SUNLAND PARK, N.M. — After waiting behind caution tape and waving through a fence for more than an hour, families from the U.S. and Mexico finally got what they were waiting for — three minutes with their families through the steel rods of the Anapra Border Wall.
All morning, shouts could be heard from both sides of the wall as families searched for each other. A young girl sat atop her father’s shoulders in Mexico, pressing her face through the bars, screaming for her aunt.
Miriam Dominguez and her 6-year-old son Adrian travelled more than 700 miles from Houston, TX to spend their three minutes at the wall with her husband, Rogelio Dominguez, who was deported in February.
“It was overwhelming,” Miriam said. “I wanted to actually hug him and everything… but this still means a lot. It’s been several months since I’d last seen him.”
As the family clung to each other through the fence, Adrian made faces while his parents kissed. He pushed a toy between their lips, making them all laugh amid a moment that for most families was full of tears.
The Keep Our Dream Alive event on Dec. 10 was organized by the Border Network for Human Rights (BNHR), and drew more than 25 families on the U.S. side of the border. Over the course of two years, the organization’s four such events have helped bring together more than 900 families across the border, according to BNHR executive director Fernando Garcia.
Garcia said each family is an example of the crisis Latino families are going through — the crisis of family separation.
“We had actually seen many Latino immigrants, many Mexicans also being deported in the last few years. We’re talking about millions of them, but the consequences of that is there are children left behind, spouses being separated, parents without their children,” he said.
Alejandro Bonilla was on the U.S. side of the border and had not seen his mother in Mexico in eight years.
After a tearful exchange with her, Bonilla said he felt “good inside,” but worried about his family on the other side of the wall.
In order to pull off the event, the BNHR worked in conjunction with institutions in the area, including the Policía Federal in Mexico, the Texas Department of Transportation, local police and Border Patrol to get permits to occupy space at the border.
This is the only event of its kind, and no other sector of the border witnesses a gathering like this one. Garcia said it is because of “continuous dialogue and sometimes pressure” between the BNHR and the local patrol.
“(Border Patrol) doesn’t go away, they just actually allow the families to come together they are always vigilant and I think what they have done is honored the agreement with Border Network which in this case allows those families to come together,” Garcia said.

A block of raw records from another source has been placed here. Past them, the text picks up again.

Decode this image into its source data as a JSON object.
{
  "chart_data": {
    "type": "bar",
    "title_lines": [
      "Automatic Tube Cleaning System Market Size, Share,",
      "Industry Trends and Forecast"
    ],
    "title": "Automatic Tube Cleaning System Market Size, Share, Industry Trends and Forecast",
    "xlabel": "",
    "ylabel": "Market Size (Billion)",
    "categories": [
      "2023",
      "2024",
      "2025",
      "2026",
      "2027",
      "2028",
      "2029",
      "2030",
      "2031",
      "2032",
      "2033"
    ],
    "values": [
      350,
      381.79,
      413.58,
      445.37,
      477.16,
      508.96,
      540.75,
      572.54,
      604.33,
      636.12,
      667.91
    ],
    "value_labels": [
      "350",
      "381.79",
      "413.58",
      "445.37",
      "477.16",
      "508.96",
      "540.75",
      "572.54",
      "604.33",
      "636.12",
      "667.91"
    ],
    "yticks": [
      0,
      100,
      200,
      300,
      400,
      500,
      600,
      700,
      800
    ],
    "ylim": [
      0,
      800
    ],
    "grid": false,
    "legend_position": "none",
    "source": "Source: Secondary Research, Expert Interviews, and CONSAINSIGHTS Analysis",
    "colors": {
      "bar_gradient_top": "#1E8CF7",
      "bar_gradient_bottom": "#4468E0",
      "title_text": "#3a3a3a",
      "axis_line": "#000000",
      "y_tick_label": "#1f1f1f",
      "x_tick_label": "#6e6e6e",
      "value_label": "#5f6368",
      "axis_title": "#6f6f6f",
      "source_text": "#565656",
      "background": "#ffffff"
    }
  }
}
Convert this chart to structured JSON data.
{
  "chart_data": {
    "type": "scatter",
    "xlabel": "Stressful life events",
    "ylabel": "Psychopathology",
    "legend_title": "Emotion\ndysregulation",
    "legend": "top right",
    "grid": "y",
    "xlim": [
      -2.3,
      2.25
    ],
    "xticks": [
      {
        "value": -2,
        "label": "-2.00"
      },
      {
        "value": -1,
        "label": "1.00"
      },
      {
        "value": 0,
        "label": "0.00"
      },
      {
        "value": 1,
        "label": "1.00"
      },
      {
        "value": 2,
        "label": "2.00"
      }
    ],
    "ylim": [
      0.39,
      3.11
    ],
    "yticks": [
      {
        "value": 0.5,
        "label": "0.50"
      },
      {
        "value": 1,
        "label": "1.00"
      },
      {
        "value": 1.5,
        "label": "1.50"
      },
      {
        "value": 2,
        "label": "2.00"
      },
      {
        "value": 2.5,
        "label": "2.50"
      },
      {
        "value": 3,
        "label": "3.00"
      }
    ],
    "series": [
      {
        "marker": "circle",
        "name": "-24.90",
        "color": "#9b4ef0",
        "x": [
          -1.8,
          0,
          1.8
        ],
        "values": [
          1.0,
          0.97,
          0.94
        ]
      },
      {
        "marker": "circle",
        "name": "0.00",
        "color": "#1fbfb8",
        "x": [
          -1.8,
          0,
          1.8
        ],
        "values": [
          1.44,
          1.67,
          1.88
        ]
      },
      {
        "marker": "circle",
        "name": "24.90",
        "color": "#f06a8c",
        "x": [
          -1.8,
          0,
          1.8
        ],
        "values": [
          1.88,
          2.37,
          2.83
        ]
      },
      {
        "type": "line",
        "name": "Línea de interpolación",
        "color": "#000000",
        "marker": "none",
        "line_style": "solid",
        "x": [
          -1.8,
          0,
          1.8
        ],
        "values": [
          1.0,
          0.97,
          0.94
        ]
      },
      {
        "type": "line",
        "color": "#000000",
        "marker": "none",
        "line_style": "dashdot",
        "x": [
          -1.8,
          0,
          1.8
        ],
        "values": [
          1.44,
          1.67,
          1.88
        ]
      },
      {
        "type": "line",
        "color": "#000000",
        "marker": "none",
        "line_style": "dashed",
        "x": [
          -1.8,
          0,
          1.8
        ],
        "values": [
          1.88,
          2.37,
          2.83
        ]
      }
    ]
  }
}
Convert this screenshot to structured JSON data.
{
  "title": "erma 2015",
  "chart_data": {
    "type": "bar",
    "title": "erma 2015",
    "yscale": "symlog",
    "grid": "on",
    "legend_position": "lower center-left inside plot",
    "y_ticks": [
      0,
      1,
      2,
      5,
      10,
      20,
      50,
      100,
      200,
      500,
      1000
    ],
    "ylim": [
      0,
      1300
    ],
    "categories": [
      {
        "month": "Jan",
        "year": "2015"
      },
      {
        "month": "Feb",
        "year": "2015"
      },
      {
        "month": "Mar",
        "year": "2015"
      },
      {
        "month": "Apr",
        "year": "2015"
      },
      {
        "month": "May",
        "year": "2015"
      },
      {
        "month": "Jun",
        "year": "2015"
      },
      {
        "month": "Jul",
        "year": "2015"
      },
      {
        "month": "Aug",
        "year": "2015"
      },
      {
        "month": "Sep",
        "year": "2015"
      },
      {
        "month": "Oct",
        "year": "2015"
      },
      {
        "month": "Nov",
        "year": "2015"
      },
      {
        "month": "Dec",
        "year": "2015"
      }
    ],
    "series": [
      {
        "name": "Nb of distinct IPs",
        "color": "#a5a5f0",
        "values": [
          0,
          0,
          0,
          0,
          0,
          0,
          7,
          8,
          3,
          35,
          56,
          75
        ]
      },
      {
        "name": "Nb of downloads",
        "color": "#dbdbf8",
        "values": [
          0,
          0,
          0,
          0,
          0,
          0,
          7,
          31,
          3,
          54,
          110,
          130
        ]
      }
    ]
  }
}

As long as there is no apparent threat and the event’s participants do not pass things through the fence or try to cross the border, patrol agents will not interfere.
Many other groups collaborate with the BNHR in order to participate in events like this, including the Border Dreamers Alliance.
Mayeli Saenz, Regional Coordinator for the BDA, said the issues DACA beneficiaries face are not different based on where they live.
“We don’t want separation of families,” Saenz said. “We’re here to you know let the community know that we might live in different countries, but when we come together it’s the same issue.”
DACA beneficiaries from the BDA released blue balloons at the end of the event “for the Dreamers who have been deported.” On the Mexican side of the border, white balloons were released at the same time. The colors of the balloons corresponded to the blue shirts worn by families on the U.S. side of the border and the white shirts worn by families on the Mexican side.
Guendi Castro, 19, is a DACA recipient studying family social work at Doña Ana Community College and began advocating for immigrant rights at BNHA when she was 10 years old. She is now coordinating for BDA.
“Everybody has to fight for their self, but sometimes, people can’t fight for themselves, so we have to stand up and fight for them,” Castro said
The BDA is advocating for a “clean Dream act,” which according to the National Immigration Law Center would “create a pathway to U.S. citizenship without using young immigrants as bargaining chips to harm immigrant communities.”
Senaida Navar, 25, spoke on behalf of dreamers on the U.S. side, taking time on her day off as an Introductory Rhetoric and Writing instructor at University of Texas, El Paso.
“This is our A-plan, fighting for a clean Dream act,” Navar said. “At least I have until next October until my permit expires, but I know a lot of people who don’t have that kind of leeway.”
If the Dream Act fails to pass in congress, Navar is looking to escape abroad to further her literary studies.
“I’m considering Canadian universities right now, to get my Ph.D.,” she said. “That’s my plan B.”
Spiritual guidance was available for families as well.
Andres Mora, CEO of the U.S. Christian Chaplain Association flew in from Charlottesville, NC, to help restore people’s spirits.
“This, this is too hard,” Mora said. “People have not seen their family in ten years, and to only see them for three minutes, only to separate, this is too hard.”
Mora and about 40 of his colleagues came from around the country to support the sundered families.
Although this event was just a “splinter of the main event,” Garcia said it is still an “event of love, an act of love and humanity, but also its a protest against these anti-family immigration policies.”